Cela le séduit d'avoir une femme
ne songeant qu'à le distraire sans penser à le commander. Enfin c'est
surtout parce qu'elle fut l'initiatrice qu'il ne l'oublie jamais. Elle peut
vieillir et avec l'âge voir s'éteindre la possibilité des étreintes.
Qu'importe! Elle l'a fait vibrer avant toutes les autres. S'il n'hésite pas
même à lui avouer ses infortunes galantes, c'est qu'il est certain de
trouver sur son sein un mol oreiller pour sa peine et dans ses mains,
qui eurent tant de luxurieuses caresses, une dernière étreinte pour
apaiser son coeur. Il sait qu'elle l'aidera à dénouer d'aventureuses
liaisons, trouvant dans cette compromission l'agrément de se voir
rechercher encore.
Vu de la sorte, le caractère de Napoléon apparaît sans étrangeté. Il
s'est imposé, où son esprit le conduisait de n'avoir d'autre maître que
lui et à laisser la femme en marge de sa pensée.
Une conception de la vie entièrement consacrée à la réalisation ferme
d'un grand projet oblige à ne considérer les autres sentiments que
comme des plaisirs et à faire que ceux qui les éveillent en nous ne
puissent devenir rien autre que des amuseurs.
L'esprit pourra s'ingénier à concevoir une vie calme où les droits de la
famille et ceux du devoir seront Justement équilibrés, il semble qu'une
loi conduise les êtres supérieurs à ne pas s'y arrêter. Ce calme, ce
repos familial, dans les minutes de découragement ils regretteront
parfois de ne l'avoir pas, mais ne s'attarderont pas à cette mélancolie.
Immenses dans leurs besoins, ceux dont Napoléon a dit qu'ils «étaient
des météores, destinés à brûler pour éclairer la terre» seront toujours
conduits à s'éprendre de et qui sera énervant comme le sont la lutte et
les courtisanes, si l'on veut entendre par courtisanes non les filles
simplement vénales, mais celles qui trouvent à se donner une
satisfaction aussi vive que le guerrier à vaincre.

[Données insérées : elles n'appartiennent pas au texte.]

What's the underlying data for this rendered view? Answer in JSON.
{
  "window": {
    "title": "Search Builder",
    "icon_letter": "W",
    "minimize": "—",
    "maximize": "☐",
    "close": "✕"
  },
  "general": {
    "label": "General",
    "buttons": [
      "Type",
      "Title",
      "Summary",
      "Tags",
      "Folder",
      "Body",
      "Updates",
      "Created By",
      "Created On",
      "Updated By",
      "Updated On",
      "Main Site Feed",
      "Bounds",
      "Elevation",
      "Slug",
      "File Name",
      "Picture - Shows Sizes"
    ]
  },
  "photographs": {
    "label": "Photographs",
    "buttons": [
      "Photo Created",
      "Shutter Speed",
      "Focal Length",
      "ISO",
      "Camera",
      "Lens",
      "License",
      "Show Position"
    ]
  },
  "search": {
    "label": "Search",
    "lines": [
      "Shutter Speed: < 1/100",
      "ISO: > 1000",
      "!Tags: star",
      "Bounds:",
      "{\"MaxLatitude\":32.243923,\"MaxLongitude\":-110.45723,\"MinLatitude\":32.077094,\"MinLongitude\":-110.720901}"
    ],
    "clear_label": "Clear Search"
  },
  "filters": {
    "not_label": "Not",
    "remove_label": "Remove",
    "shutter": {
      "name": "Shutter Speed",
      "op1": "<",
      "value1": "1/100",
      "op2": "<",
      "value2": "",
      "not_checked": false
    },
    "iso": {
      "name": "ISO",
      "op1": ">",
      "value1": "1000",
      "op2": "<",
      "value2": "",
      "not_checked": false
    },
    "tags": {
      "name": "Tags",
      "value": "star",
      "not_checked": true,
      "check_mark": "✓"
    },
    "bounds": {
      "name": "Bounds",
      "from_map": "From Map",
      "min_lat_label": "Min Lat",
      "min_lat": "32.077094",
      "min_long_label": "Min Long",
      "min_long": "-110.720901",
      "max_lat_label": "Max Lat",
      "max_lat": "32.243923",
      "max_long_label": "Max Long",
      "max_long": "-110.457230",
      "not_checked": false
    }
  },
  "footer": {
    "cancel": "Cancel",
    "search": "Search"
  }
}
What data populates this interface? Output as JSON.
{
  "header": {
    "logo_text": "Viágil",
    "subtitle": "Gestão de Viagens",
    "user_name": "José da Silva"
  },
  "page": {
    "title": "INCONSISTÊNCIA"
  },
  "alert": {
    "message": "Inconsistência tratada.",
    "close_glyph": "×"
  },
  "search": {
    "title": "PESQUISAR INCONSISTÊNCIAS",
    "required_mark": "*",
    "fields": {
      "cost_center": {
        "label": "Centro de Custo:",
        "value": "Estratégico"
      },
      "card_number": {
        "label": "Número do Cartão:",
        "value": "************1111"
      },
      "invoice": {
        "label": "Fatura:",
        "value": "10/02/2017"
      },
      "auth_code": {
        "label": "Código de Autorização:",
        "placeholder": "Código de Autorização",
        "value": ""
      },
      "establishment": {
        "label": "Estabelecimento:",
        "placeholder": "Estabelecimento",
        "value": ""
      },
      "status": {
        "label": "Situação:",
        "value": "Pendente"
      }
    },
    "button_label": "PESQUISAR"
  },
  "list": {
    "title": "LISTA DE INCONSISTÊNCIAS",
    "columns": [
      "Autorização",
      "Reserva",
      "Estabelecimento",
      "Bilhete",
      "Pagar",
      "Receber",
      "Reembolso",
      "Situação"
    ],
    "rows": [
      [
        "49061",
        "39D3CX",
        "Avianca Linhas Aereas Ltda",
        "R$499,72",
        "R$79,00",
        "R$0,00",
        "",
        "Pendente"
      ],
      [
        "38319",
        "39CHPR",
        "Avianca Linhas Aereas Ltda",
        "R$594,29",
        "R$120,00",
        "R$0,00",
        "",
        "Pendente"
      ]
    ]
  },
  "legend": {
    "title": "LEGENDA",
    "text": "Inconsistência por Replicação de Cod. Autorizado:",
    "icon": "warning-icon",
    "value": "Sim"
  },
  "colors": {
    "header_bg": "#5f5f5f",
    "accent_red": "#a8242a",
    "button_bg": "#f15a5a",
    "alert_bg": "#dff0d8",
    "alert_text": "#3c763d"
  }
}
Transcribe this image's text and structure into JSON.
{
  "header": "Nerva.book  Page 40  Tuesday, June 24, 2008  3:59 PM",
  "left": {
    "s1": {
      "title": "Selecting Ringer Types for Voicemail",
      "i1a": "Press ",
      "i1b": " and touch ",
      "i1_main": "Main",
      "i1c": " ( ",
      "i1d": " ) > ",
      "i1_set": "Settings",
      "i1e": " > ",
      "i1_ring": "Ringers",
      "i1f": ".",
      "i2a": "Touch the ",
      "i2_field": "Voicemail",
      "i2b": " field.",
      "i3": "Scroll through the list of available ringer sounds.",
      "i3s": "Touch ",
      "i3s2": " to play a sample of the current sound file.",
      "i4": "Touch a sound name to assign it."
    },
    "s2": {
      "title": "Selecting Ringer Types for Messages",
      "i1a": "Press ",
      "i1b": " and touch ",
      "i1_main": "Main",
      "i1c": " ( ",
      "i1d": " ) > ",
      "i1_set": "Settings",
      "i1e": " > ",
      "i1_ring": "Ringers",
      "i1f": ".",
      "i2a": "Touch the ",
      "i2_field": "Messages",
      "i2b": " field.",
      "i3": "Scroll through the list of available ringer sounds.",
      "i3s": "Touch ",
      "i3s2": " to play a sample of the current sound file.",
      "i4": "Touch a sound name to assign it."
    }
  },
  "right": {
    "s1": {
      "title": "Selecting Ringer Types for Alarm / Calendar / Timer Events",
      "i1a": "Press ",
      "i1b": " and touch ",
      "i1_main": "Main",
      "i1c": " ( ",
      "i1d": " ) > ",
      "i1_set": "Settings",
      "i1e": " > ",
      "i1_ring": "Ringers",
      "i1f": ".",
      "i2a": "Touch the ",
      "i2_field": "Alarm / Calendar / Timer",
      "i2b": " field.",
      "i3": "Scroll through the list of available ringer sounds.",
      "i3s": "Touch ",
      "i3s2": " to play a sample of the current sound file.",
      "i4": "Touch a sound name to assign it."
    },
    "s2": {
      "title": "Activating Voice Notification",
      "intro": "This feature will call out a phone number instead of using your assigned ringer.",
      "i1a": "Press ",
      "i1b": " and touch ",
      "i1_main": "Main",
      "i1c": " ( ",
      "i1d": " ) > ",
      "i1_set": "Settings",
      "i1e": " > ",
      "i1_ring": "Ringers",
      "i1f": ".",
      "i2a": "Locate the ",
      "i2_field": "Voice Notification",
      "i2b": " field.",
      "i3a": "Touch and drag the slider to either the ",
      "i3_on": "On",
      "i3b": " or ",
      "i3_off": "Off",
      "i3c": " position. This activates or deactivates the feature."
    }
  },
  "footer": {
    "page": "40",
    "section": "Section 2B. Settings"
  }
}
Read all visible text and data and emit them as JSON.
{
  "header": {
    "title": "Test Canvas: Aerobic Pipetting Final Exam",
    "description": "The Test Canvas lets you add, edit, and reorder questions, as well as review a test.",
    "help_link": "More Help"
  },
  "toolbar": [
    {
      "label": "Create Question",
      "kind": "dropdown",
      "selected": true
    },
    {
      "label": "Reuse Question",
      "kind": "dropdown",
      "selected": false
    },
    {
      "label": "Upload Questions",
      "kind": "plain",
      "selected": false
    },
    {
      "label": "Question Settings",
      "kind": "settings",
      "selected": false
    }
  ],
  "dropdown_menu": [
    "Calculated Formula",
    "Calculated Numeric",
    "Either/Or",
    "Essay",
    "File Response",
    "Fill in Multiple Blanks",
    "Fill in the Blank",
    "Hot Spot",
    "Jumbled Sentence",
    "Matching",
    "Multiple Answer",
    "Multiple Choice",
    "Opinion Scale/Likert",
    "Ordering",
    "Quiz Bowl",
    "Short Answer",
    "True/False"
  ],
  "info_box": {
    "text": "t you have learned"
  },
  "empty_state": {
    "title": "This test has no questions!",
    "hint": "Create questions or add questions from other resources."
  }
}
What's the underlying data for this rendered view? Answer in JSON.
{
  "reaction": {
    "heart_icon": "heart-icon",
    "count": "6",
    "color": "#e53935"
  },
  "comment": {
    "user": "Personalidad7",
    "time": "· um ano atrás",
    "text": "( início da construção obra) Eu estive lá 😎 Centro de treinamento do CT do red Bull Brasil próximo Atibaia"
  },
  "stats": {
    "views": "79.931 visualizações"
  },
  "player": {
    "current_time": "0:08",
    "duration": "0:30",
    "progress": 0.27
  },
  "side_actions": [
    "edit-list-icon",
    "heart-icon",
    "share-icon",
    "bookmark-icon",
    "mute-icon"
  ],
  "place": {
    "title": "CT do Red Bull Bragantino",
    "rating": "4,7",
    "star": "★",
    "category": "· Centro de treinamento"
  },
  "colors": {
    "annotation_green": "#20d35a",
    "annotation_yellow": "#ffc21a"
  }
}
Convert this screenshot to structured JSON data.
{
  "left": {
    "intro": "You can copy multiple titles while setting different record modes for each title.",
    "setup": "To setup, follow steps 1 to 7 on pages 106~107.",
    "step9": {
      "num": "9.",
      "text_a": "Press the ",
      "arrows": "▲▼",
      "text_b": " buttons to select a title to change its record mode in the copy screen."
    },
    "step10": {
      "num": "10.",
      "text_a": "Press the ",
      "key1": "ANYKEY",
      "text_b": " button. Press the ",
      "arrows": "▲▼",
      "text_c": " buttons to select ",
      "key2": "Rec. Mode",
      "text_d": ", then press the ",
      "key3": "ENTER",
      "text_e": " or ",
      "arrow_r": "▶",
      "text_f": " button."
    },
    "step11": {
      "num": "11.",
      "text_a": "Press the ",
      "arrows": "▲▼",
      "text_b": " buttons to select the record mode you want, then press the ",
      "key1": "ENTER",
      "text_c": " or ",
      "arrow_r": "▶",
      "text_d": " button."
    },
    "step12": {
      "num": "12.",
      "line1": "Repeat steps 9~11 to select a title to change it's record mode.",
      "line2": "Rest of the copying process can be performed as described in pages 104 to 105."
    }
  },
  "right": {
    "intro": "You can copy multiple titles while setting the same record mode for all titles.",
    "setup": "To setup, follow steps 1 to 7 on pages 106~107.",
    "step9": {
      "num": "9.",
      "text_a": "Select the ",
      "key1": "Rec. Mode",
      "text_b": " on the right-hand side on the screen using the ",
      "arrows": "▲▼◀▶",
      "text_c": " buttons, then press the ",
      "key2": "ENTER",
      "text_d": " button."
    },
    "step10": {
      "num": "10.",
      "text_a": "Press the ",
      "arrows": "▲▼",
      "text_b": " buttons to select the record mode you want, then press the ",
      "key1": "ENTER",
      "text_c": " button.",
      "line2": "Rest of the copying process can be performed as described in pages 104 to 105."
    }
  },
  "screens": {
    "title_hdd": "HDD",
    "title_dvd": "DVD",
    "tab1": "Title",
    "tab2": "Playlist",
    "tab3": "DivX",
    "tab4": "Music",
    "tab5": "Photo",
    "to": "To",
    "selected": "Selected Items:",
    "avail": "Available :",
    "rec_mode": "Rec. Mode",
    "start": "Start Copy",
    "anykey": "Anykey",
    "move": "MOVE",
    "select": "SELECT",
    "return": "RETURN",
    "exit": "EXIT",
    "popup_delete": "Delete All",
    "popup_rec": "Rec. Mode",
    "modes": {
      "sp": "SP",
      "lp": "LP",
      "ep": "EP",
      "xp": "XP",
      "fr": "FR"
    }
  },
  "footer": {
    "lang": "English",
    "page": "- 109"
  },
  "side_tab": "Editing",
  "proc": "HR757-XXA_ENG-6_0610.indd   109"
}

Pour les courtisanes et
pour le conquérant, l'or et le butin de l'amant et du vaincu sont les
conséquences naturelles, mais négligeables d'une action puissante.
Offrandes et rançons seront vite dissipées, et de tant de fortunes et de
conquêtes il ne ratera pour l'éternité que l'immense souvenir de leur
agitation.
Napoléon cherchant la femme qui l'aimera pour lui-même et n'aimera
que lui, l'artiste demandant celle qui le comprendra et lui construira un
foyer, obéissent à une loi de contraste de notre esprit. En donnant
Joséphine à Napoléon et d'ardentes maîtresses aux chastes artistes, les
lois surnaturelles semblent avoir voulu surchauffer les sens de ces
héros pour mieux libérer leurs esprits en leur présentant de la femme
une idée physique et irrespectueuse à laquelle ils ne sauraient
s'attacher sans déchoir.
Abel GRI.
* * * * *
TENDRESSES IMPÉRIALES
***
LETTRES DU GÉNÉRAL EN CHEF DE L'ARMÉE D'ITALIE
LETTRE I
À Joséphine, à Milan.
Marmirolo, le 29 messidor, 6 heures du soir (17 Juillet 1796).
Je reçois ta lettre, mon adorable amie; elle a rempli mon coeur de joie.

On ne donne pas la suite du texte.